The "Mud Thing"
When I walked into the exam room, Walter (not his real name) was sitting in the exam chair slightly slumped over. His head came up quickly when I entered. "I can't see!" he blurted out. I knew Walter. He had an interesting story. He had been a drug dealer, done prison time for his crimes, had come to Christ in prison, and, when released from prison, had started a small church in North Bryan. Our men's Bible study supported the church and I had visited on one occasion, attending the Sunday service.
I greeted Walter and his wife and moved to the desk to view Walter's chart. Indeed he could not see. He could barely make out the 20/400 E on the eye chart. I glanced through Walter's chart,
noting that he was an insulin dependent diabetic. I moved over to examine him at the slit lamp.
He had dense posterior subcapsular cataracts in each eye. I laid him back in the chair and examined his retinas with the indirect ophthalmoscope. He had no signs of diabetic retinopathy.
I sat him up and moved my stool close to him so that we could talk. I informed him of the cataracts but assured him that I could remove them, replace them with lens implants, and fully restore his vision. This only partially reassured him. The idea of someone doing surgery on his eyes made his hands shake. I did my best to increase his confidence and then left the room so that the staff could schedule his surgery.
We did Walter's surgery the following Monday. As I entered the exam room on Tuesday morning, I noted that he had removed the bandage and protective eye shield. Suddenly Walter jumped up from the exam chair and took 2 or 3 very fast steps toward me. I froze. He was a very large man and I did not know what to expect. He took two more steps toward me, wrapped both arms around me, lifted me off my feet, held me suspended in the air for a few moments and then put me down on my feet. He stepped back, threw both arms into the air, and exclaimed, "You're just like JESUS!!" Greatly relieved that Walter had recovered his vision, I laughed and shook my head. "No," I said, "I can't do the mud thing." He looked at me quizzically, then smiled knowingly and nodded his head.
So what's "the mud thing?"
John relates this story in the Ninth chapter of his Gospel. It is a remarkable story in many ways.
Here's what he says.
"As he went along he (Jesus) saw a man blind from birth. His disciples asked him, "Rabbi, who sinned, this man or his parents, that he was born blind?' "Neither this man nor his parents sinned,' said Jesus, "but this happened so that the works of God might be displayed in him. As long as it is day, we must do the works of him who sent me. Night is coming when no one can work. While I am in the world, I am the light of the world'.

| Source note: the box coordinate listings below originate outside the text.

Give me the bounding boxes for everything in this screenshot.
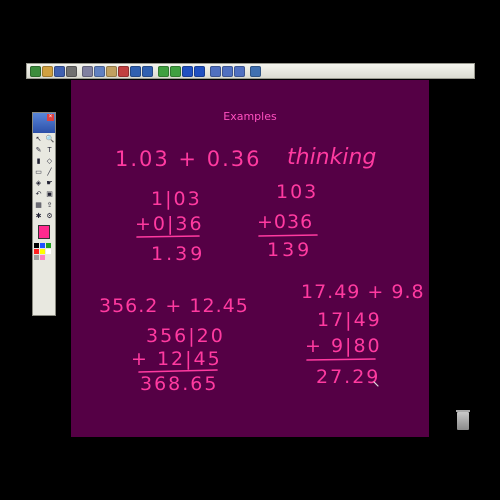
magnify-icon[interactable]: 🔍	[46, 136, 55, 144]
work4-row2: + 9|80	[305, 335, 382, 357]
work4-row1: 17|49	[317, 309, 382, 331]
eraser-icon[interactable]: ▭	[35, 169, 43, 177]
settings-icon[interactable]: ⚙	[46, 213, 54, 221]
color-swatch[interactable]	[40, 243, 45, 248]
fill-icon[interactable]: ◈	[35, 180, 43, 188]
capture-icon[interactable]: ▦	[35, 202, 43, 210]
palette-tool-row: ▦ ⇪	[33, 202, 55, 210]
palette-tool-row: ↖ 🔍	[33, 136, 55, 144]
work3-underline	[138, 369, 218, 373]
problem1-expression: 1.03 + 0.36	[115, 147, 261, 171]
palette-tools: ↖ 🔍 ✎ T ▮ ◇ ▭ ╱ ◈ ☛ ↶ ▣ ▦ ⇪ ✱ ⚙	[33, 136, 55, 221]
zoom-out-icon[interactable]	[222, 65, 233, 77]
palette-tool-row: ▮ ◇	[33, 158, 55, 166]
select-icon[interactable]: ↖	[35, 136, 43, 144]
delete-icon[interactable]	[118, 65, 129, 77]
color-swatch[interactable]	[46, 249, 51, 254]
redo-icon[interactable]	[142, 65, 153, 77]
pen-icon[interactable]: ✎	[35, 147, 43, 155]
palette-tool-row: ✎ T	[33, 147, 55, 155]
screen-shade-icon[interactable]	[158, 65, 169, 77]
color-swatch[interactable]	[34, 243, 39, 248]
whiteboard-canvas[interactable]: Examples 1.03 + 0.36 thinking 1|03 +0|36…	[71, 80, 429, 437]
stamp-icon[interactable]: ✱	[35, 213, 43, 221]
cut-icon[interactable]	[82, 65, 93, 77]
current-color-swatch[interactable]	[38, 225, 50, 239]
color-swatch[interactable]	[40, 249, 45, 254]
color-swatch[interactable]	[34, 255, 39, 260]
export-icon[interactable]: ⇪	[46, 202, 54, 210]
new-page-icon[interactable]	[30, 65, 41, 77]
palette-header[interactable]: ×	[33, 113, 55, 133]
main-toolbar	[26, 63, 475, 79]
work2-row1: 103	[276, 181, 318, 203]
work1-underline	[136, 235, 200, 238]
zoom-fit-icon[interactable]	[234, 65, 245, 77]
handwriting-layer: 1.03 + 0.36 thinking 1|03 +0|36 1.39 103…	[99, 145, 425, 395]
color-swatch[interactable]	[40, 255, 45, 260]
zoom-in-icon[interactable]	[210, 65, 221, 77]
print-icon[interactable]	[66, 65, 77, 77]
text-icon[interactable]: T	[46, 147, 54, 155]
problem2-expression: 356.2 + 12.45	[99, 295, 249, 317]
previous-page-icon[interactable]	[170, 65, 181, 77]
open-icon[interactable]	[42, 65, 53, 77]
paste-icon[interactable]	[106, 65, 117, 77]
work1-row2: +0|36	[135, 213, 204, 235]
palette-tool-row: ◈ ☛	[33, 180, 55, 188]
toolbar-separator	[206, 65, 209, 77]
save-icon[interactable]	[54, 65, 65, 77]
undo-icon[interactable]: ↶	[35, 191, 43, 199]
palette-tool-row: ▭ ╱	[33, 169, 55, 177]
work2-underline	[258, 234, 318, 237]
work1-result: 1.39	[151, 243, 205, 265]
work2-result: 139	[267, 239, 312, 261]
line-icon[interactable]: ╱	[46, 169, 54, 177]
problem3-expression: 17.49 + 9.8	[301, 281, 425, 303]
work3-row1: 356|20	[146, 325, 225, 347]
palette-tool-row: ✱ ⚙	[33, 213, 55, 221]
close-icon[interactable]: ×	[47, 114, 54, 121]
work4-result: 27.29	[316, 366, 380, 388]
back-icon[interactable]	[182, 65, 193, 77]
toolbar-separator	[78, 65, 81, 77]
toolbar-separator	[154, 65, 157, 77]
tool-palette: × ↖ 🔍 ✎ T ▮ ◇ ▭ ╱ ◈ ☛ ↶ ▣ ▦ ⇪ ✱ ⚙	[32, 112, 56, 316]
work3-row2: + 12|45	[131, 348, 222, 370]
work1-row1: 1|03	[151, 188, 202, 210]
color-swatch[interactable]	[46, 243, 51, 248]
display-icon[interactable]	[250, 65, 261, 77]
palette-tool-row: ↶ ▣	[33, 191, 55, 199]
work2-row2: +036	[257, 211, 313, 233]
color-swatches	[34, 243, 54, 260]
image-icon[interactable]: ▣	[46, 191, 54, 199]
shape-icon[interactable]: ◇	[46, 158, 54, 166]
highlighter-icon[interactable]: ▮	[35, 158, 43, 166]
copy-icon[interactable]	[94, 65, 105, 77]
pointer-icon[interactable]: ☛	[46, 180, 54, 188]
problem1-note: thinking	[287, 145, 376, 170]
work4-underline	[306, 358, 376, 361]
undo-icon[interactable]	[130, 65, 141, 77]
forward-icon[interactable]	[194, 65, 205, 77]
color-swatch[interactable]	[34, 249, 39, 254]
trash-icon[interactable]	[456, 410, 470, 430]
toolbar-separator	[246, 65, 249, 77]
work3-result: 368.65	[140, 373, 218, 395]
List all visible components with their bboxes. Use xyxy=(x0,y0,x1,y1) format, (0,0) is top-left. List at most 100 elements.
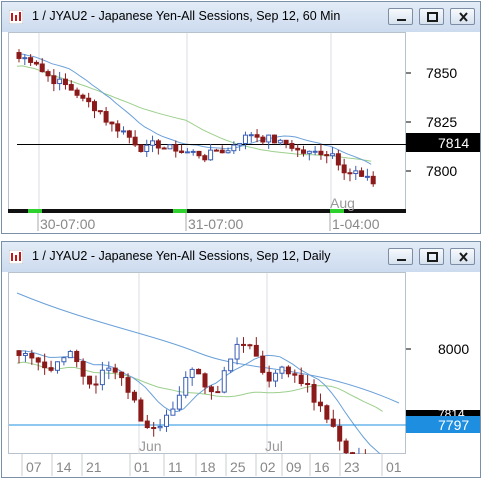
day-label: 01 xyxy=(134,459,150,475)
chart-window-60min[interactable]: 1 / JYAU2 - Japanese Yen-All Sessions, S… xyxy=(1,1,481,234)
candle-body xyxy=(87,375,93,385)
candle-body xyxy=(51,75,57,85)
maximize-button[interactable] xyxy=(419,248,444,265)
candle-body xyxy=(62,78,68,86)
candle-body xyxy=(157,425,163,429)
candle-body xyxy=(248,134,254,137)
candle-body xyxy=(370,175,376,185)
candle-body xyxy=(254,134,260,138)
price-label-8000: 8000 xyxy=(438,341,469,357)
candle-body xyxy=(39,63,45,73)
candle-body xyxy=(208,149,214,161)
candle-body xyxy=(93,383,99,386)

After saying this, he spit on the ground, made some mud with the saliva, and put it on the man's eyes. 'Go,' he told him, 'wash in the Pool of Siloam' (this means 'sent'). So the man went and washed and came home seeing." John 9: 1-7.
The remainder of the story (verses 8 - 41), is truly remarkable. It is dramatic in that those surrounding the man (friends, family, religious leaders) struggle with both what has occurred and how it could have occurred. They are confronted with an astonishing miracle, a "this could never happen" kind of thing. But it has happened. Now they struggle with "how could this happen?" (what's the origin of the miracle). Here the conclusion for each individual lies not in their "physical blindness" but in their "spiritual blindness"; the inability to see God at work right in front of them. The religious leaders, at a loss to explain what has happened, repeatedly question the man who has recovered his sight.
"He answered, 'I have told you already and you did not listen. Why do you want to hear it again? Do you want to become his disciples too?'
Then they hurled insults at him and said, 'You are this fellow's disciple! We are disciples of Moses! We know that God spoke to Moses, but as for this fellow, we don't even know where he comes from.
The man answered, 'Now that is remarkable! You don't know where he comes from, yet he opened my eyes. We know that God does not listen to sinners. He listens to the Godly person
who does his will. Nobody has ever heard of a man opening the eyes of a man born blind. If this man were not from God, he could do nothing.'
To this they replied, 'You were steeped in sin at birth; how dare you lecture us! And they threw him out". John 9: 27-34.
The contrast here is wonderful. A man born physically blind gains his sight; religious leaders who are physically sighted, remain spiritually blind. But the man who has gained his physical sight, is still in need of an increase of "spiritual sight."
"Jesus heard that they had thrown him out, and when he found him, he said, "Do you believe in the Son of Man?"
"Who is he, sir," the man asked. "Tell me so that I may believe in him."
Jesus said, "You have now seen him; in fact he is the one speaking with you."
Then the man said, "Lord, I believe," and he worshipped him. John 9: 35-37.
Physical blindness and spiritual blindness. The vast majority of us who fortunately don't suffer from extreme physical blindness, do have a degree of spiritual blindness. How do we overcome it? Where do we find a remedy for that? Go to Jesus. Ask Him to remove our spiritual blindness. He may not need to do "the mud thing" to enable us to see, but he will help us to see Him.
And then we will no longer be spiritually blind.